Sunday, June 22, 2008

Christopher Caines Dance

Breaking free from work work for a brief moment this afternoon, I got to see a performance by Christopher Caines Dance Company that I was asked to review for Exploredance and that was suggested to me by Philip.

I was not thrilled with the venue (the same place they host Jazz at Lincoln Center...not a dance place by any means...)but overall it was a nice afternoon. Full review below, which should be up on exploredance soon. I'm so backed up on other reviews but I'm forcing myself to get them done this week!

Before the start of Christopher Caines Dance Company’s performance of “Spirits,” the director asked a favor of the audience. In the transition to the last piece we were to close our eyes. Blackout. Then open them slowly to create the effect of lights going up. Unfortunately this game of pretend didn’t serve to improve the mediocre program held at the Frederick P. Rose Hall.

The space, which usually hosts Jazz at Lincoln Center and music events, might be much to blame. Tables and chairs set up cabaret style don’t exactly scream concert dance. The hardwood floor great for acoustics does little for dancers on pointe (though these dancers managed to work through their Gaynor Minden shoes quite successfully). And the limited technical options – work lights only on or off, a black barricade as the single wing – certainly don’t compare to even the smallest of New York dance theaters.

Yet the 8-year old company made due with what they had. Their mission is to “explore, experiment with, and celebrate great music through dancing,” and if nothing else the program lived up to this with live accompaniment, a luxury few chamber-size groups have. In fact, “Spirits” was dedicated to a mezzo-soprano, Alexandra Montano, who sang with the company until her death last year. Through six dancing “toasts” Caines paid homage to his former artistic companion and to his current team of outstanding musicians who make the show worthwhile (Silvie Jensen, mezzo-soprano on Sunday, was particularly lovely).

“Slivovice” popped the cork of the celebration with little bubbling excitement. A quartet turned into short pas de deuxs with tender moments between the couples, but little was memorable. Gisella Quinteros held a particularly long attitude balance that radiated in her face moments later. That genuine emotion was otherwise absent from all.
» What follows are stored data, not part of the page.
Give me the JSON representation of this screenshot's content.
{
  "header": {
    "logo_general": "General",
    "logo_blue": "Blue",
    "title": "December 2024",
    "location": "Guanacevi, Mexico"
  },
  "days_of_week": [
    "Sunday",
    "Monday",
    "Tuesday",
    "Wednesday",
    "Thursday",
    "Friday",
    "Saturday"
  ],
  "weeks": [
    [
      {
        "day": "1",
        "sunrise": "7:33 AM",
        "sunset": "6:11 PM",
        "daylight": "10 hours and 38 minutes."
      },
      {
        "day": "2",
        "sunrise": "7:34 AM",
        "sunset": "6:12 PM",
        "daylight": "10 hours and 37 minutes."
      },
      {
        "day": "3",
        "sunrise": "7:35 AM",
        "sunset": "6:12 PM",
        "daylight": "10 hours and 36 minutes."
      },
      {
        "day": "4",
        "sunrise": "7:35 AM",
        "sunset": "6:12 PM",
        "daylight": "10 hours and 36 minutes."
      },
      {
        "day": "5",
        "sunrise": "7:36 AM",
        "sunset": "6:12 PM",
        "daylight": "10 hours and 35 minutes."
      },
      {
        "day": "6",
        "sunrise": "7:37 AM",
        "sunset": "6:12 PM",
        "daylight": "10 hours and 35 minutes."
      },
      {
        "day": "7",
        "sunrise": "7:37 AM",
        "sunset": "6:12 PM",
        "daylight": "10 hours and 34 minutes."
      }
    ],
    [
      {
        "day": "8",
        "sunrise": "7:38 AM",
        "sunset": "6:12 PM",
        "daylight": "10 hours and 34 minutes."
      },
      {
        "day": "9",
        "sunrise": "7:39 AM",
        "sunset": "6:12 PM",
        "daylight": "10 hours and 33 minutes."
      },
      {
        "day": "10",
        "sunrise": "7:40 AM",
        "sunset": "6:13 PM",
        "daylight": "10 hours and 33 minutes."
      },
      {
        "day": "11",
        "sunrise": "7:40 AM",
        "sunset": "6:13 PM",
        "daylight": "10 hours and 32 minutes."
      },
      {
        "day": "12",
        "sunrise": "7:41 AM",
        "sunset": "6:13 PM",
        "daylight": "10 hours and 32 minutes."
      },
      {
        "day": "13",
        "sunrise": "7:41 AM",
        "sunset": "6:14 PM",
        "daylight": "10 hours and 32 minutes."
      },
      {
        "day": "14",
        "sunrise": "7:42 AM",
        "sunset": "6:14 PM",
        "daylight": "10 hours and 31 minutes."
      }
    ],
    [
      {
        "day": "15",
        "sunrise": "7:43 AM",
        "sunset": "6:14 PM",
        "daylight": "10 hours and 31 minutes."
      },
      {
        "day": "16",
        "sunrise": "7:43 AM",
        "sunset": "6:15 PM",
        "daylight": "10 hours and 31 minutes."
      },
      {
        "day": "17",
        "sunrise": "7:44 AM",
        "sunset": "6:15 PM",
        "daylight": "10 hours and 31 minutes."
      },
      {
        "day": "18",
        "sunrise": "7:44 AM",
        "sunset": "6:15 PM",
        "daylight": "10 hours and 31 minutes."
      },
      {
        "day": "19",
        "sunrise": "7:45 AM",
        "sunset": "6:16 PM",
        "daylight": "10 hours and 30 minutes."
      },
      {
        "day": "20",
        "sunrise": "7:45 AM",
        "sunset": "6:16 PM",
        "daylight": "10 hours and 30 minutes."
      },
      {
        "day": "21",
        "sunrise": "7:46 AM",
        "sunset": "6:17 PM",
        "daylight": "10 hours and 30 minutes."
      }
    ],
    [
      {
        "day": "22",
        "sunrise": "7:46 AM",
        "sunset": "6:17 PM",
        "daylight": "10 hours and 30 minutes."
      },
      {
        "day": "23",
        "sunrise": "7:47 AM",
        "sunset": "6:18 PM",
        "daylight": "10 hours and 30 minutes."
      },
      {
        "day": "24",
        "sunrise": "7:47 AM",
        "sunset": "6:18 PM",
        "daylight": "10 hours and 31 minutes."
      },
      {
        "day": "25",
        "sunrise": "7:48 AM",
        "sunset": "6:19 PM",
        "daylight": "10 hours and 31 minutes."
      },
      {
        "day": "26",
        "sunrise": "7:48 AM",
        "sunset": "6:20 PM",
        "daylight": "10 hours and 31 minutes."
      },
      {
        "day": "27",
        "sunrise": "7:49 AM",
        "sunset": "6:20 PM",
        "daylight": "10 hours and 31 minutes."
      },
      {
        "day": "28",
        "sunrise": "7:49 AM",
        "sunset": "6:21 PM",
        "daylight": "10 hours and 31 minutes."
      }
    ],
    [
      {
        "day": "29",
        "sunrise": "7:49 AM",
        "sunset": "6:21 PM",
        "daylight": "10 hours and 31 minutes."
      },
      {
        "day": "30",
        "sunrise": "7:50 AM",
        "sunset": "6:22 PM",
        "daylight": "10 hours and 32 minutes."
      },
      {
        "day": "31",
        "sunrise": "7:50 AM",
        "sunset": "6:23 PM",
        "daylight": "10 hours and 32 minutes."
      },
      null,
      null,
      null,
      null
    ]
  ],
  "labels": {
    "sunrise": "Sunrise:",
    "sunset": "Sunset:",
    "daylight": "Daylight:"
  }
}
“Water of Life” looked optimistic as the charming Michelle Vargo slowly stepped into the preceding dance, her dark hair and fire red dress making her so sleek. Again, though, there was much to be desired. Mid-dance an elderly couple walked slowly down stage right. Periodically the woman (a nimble Rika Burnham) would faint into the man’s arms (Ammon Dennis). Later, Vargo lied as a corpse, arms folded a la Giselle, and was lifted by her three partners.

“Cognac” was only brightened by a brief solo for Edgar Peterson. His lyricism stuck out in an otherwise raw-looking cast (seasoned as some may be on paper).

Caines seemed to try to induce humor with “Absinthe.” Yet it was hard to see why much of the audience obliged with laughter. Jamy Hsu and Justin Wingenroth engaged in a quasi-rehearsal duet. They danced, got tired, and stopped. They knocked each other over. She danced and fell repeatedly into his arms off a lime green table (an eye sore in an already muddled costume choice: she in a deep green dress, he in gray tight shorts and a t-shirt). It’s as if they were making fun of dancing through cheesy kick lines and hopping high fives.

The sobering “Water and Salt” finally offered something more. Set to music by Meredith Monk, the piece showed Vargo struggling center stage. To her right the elderly couple seen earlier waltzed, and to her left two children (Amelia and Olivia Pinney, both adorable and admirably disciplined) imitated, though not directly. One young girl fell into the other’s arms, fainting as her older counterpart did before. The contrast of age, of life and death, of experience and innocence, seemed to be what Caines was aiming for all along.

To close the evening was the “Champagne” toast, a visually stunning work highly welcomed after the previous pieces. Men in tuxedos partnered the women, who each wore a different style bright yellow evening dress. Here was the celebration we had been waiting for. Perhaps with a better facility and some technical improvements we could dance with them all night.